Part 1: Who Was Eddie Harris? Why Not Just Scales?

Before diving into the PDF hunt, one must understand the man. Eddie Harris (1934–1996) was a genius of pragmatic innovation. He wasn't interested in playing "licks" he had heard on a Charlie Parker record. He was interested in generating new music mathematically. eddie harris intervallistic concept pdf

In the 1970s, frustrated by the limitations of diatonic (seven-note) scale theory, Harris wrote a book. It wasn't a songbook; it was a philosophy. He posited that most improvising musicians are trapped inside "the box"—the major scale and its modes. The Intervallistic Concept was his explosive escape hatch.

The core premise is deceptively simple: Abandon the scale as the primary unit of melody. Replace it with the interval. Unlocking the Chromatic Universe: The Quest for the

Harris argued that if you can measure the distance between any two notes (an interval) and apply that pattern cyclically across the chromatic scale (all 12 tones), you will eventually hit every note in Western music. This creates a "non-tonal" or "pan-tonal" line that sounds incredibly complex but is generated by a simple, child-like arithmetic formula.

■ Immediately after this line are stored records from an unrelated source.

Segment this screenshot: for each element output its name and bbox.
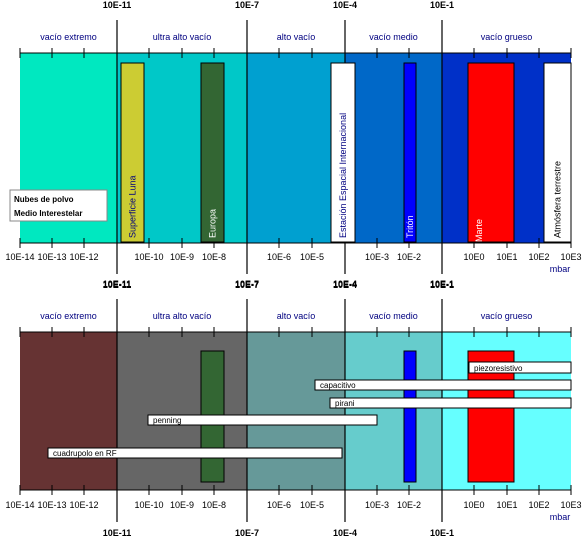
bottom-region-fill-3 bbox=[247, 332, 345, 490]
top-region-label: vacío extremo bbox=[40, 32, 97, 42]
bottom-tick-label: 10E-13 bbox=[37, 500, 66, 510]
bottom-tick-label: 10E-12 bbox=[69, 500, 98, 510]
gauge-range-label: piezoresistivo bbox=[474, 364, 523, 373]
gauge-range-label: cuadrupolo en RF bbox=[53, 449, 117, 458]
gauge-range-bar bbox=[314, 379, 572, 391]
bottom-boundary-label-bottom: 10E-1 bbox=[430, 528, 454, 536]
environment-bar bbox=[543, 62, 572, 243]
top-tick-label: 10E-9 bbox=[170, 252, 194, 262]
top-boundary-label: 10E-7 bbox=[235, 0, 259, 10]
bottom-tick-label: 10E1 bbox=[496, 500, 517, 510]
environment-bar-label: Superficie Luna bbox=[128, 175, 138, 238]
top-region-label: alto vacío bbox=[277, 32, 316, 42]
bottom-tick-label: 10E2 bbox=[528, 500, 549, 510]
bottom-boundary-label: 10E-7 bbox=[235, 279, 259, 289]
bottom-region-label: vacío medio bbox=[369, 311, 418, 321]
gauge-range-bar bbox=[147, 414, 378, 426]
environment-bar bbox=[200, 62, 225, 243]
environment-bar-label: Tritón bbox=[405, 215, 415, 238]
top-tick-label: 10E-12 bbox=[69, 252, 98, 262]
top-tick-label: 10E-6 bbox=[267, 252, 291, 262]
top-tick-label: 10E-2 bbox=[397, 252, 421, 262]
environment-bar bbox=[120, 62, 145, 243]
bottom-boundary-label: 10E-11 bbox=[103, 279, 132, 289]
reference-bar-triton bbox=[403, 350, 417, 483]
top-unit-label: mbar bbox=[550, 264, 571, 274]
gauge-range-label: capacitivo bbox=[320, 381, 356, 390]
bottom-boundary-label: 10E-1 bbox=[430, 279, 454, 289]
top-tick-label: 10E-5 bbox=[300, 252, 324, 262]
top-boundary-label-bottom: 10E-11 bbox=[103, 280, 132, 290]
environment-bar bbox=[403, 62, 417, 243]
bottom-boundary-label-bottom: 10E-11 bbox=[103, 528, 132, 536]
bottom-boundary-label-bottom: 10E-4 bbox=[333, 528, 357, 536]
top-tick-label: 10E-10 bbox=[134, 252, 163, 262]
top-boundary-label: 10E-11 bbox=[103, 0, 132, 10]
bottom-boundary-label-bottom: 10E-7 bbox=[235, 528, 259, 536]
legend-line: Nubes de polvo bbox=[14, 195, 74, 204]
top-boundary-label-bottom: 10E-4 bbox=[333, 280, 357, 290]
top-tick-label: 10E3 bbox=[560, 252, 581, 262]
top-region-label: ultra alto vacío bbox=[153, 32, 212, 42]
gauge-range-bar bbox=[468, 361, 572, 374]
top-tick-label: 10E2 bbox=[528, 252, 549, 262]
bottom-region-fill-2 bbox=[117, 332, 247, 490]
legend-box bbox=[9, 189, 108, 222]
environment-bar-label: Marte bbox=[474, 219, 484, 242]
legend-line: Medio Interestelar bbox=[14, 209, 82, 218]
bottom-tick-label: 10E-5 bbox=[300, 500, 324, 510]
top-region-label: vacío medio bbox=[369, 32, 418, 42]
top-region-fill-4 bbox=[345, 53, 442, 243]
bottom-unit-label: mbar bbox=[550, 512, 571, 522]
top-tick-label: 10E-8 bbox=[202, 252, 226, 262]
bottom-tick-label: 10E-9 bbox=[170, 500, 194, 510]
top-tick-label: 10E0 bbox=[463, 252, 484, 262]
bottom-tick-label: 10E3 bbox=[560, 500, 581, 510]
top-boundary-label-bottom: 10E-1 bbox=[430, 280, 454, 290]
bottom-region-label: alto vacío bbox=[277, 311, 316, 321]
environment-bar-label: Europa bbox=[208, 209, 218, 238]
bottom-tick-label: 10E-14 bbox=[5, 500, 34, 510]
bottom-region-label: vacío grueso bbox=[481, 311, 533, 321]
top-tick-label: 10E1 bbox=[496, 252, 517, 262]
bottom-tick-label: 10E-3 bbox=[365, 500, 389, 510]
top-tick-label: 10E-3 bbox=[365, 252, 389, 262]
top-boundary-label-bottom: 10E-7 bbox=[235, 280, 259, 290]
bottom-tick-label: 10E-6 bbox=[267, 500, 291, 510]
bottom-region-label: ultra alto vacío bbox=[153, 311, 212, 321]
gauge-range-label: penning bbox=[153, 416, 181, 425]
top-region-label: vacío grueso bbox=[481, 32, 533, 42]
environment-bar-label: Atmósfera terrestre bbox=[553, 161, 563, 238]
top-region-fill-3 bbox=[247, 53, 345, 243]
bottom-tick-label: 10E-10 bbox=[134, 500, 163, 510]
bottom-boundary-label: 10E-4 bbox=[333, 279, 357, 289]
top-boundary-label: 10E-4 bbox=[333, 0, 357, 10]
environment-bar bbox=[467, 62, 515, 243]
bottom-region-fill-4 bbox=[345, 332, 442, 490]
top-tick-label: 10E-13 bbox=[37, 252, 66, 262]
gauge-range-label: pirani bbox=[335, 399, 355, 408]
bottom-region-fill-1 bbox=[20, 332, 117, 490]
bottom-tick-label: 10E0 bbox=[463, 500, 484, 510]
bottom-tick-label: 10E-2 bbox=[397, 500, 421, 510]
top-boundary-label: 10E-1 bbox=[430, 0, 454, 10]
environment-bar-label: Estación Espacial Internacional bbox=[338, 113, 348, 238]
environment-bar bbox=[330, 62, 356, 243]
gauge-range-bar bbox=[47, 447, 343, 459]
top-tick-label: 10E-14 bbox=[5, 252, 34, 262]
gauge-range-bar bbox=[329, 397, 572, 409]
bottom-tick-label: 10E-8 bbox=[202, 500, 226, 510]
bottom-region-label: vacío extremo bbox=[40, 311, 97, 321]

The Legacy of Eddie Harris

Eddie Harris passed away in 1996, but his Intervallistic Concept is experiencing a renaissance. In the 2020s, as musicians tire of formulaic "smooth jazz" and modal clichés, the raw, mathematical beauty of interval cycles is refreshing. Choose a single interval cell (example: ascending minor

Artists like Steve Lehman, Kamasi Washington, and even avant-garde guitarists like Mary Halvorson utilize techniques directly traceable to Harris’s 1970s booklet.

The Eddie Harris Intervallistic Concept PDF is not just a collection of finger exercises. It is a philosophical manifesto: Melody is the horizontalization of vertical intervals.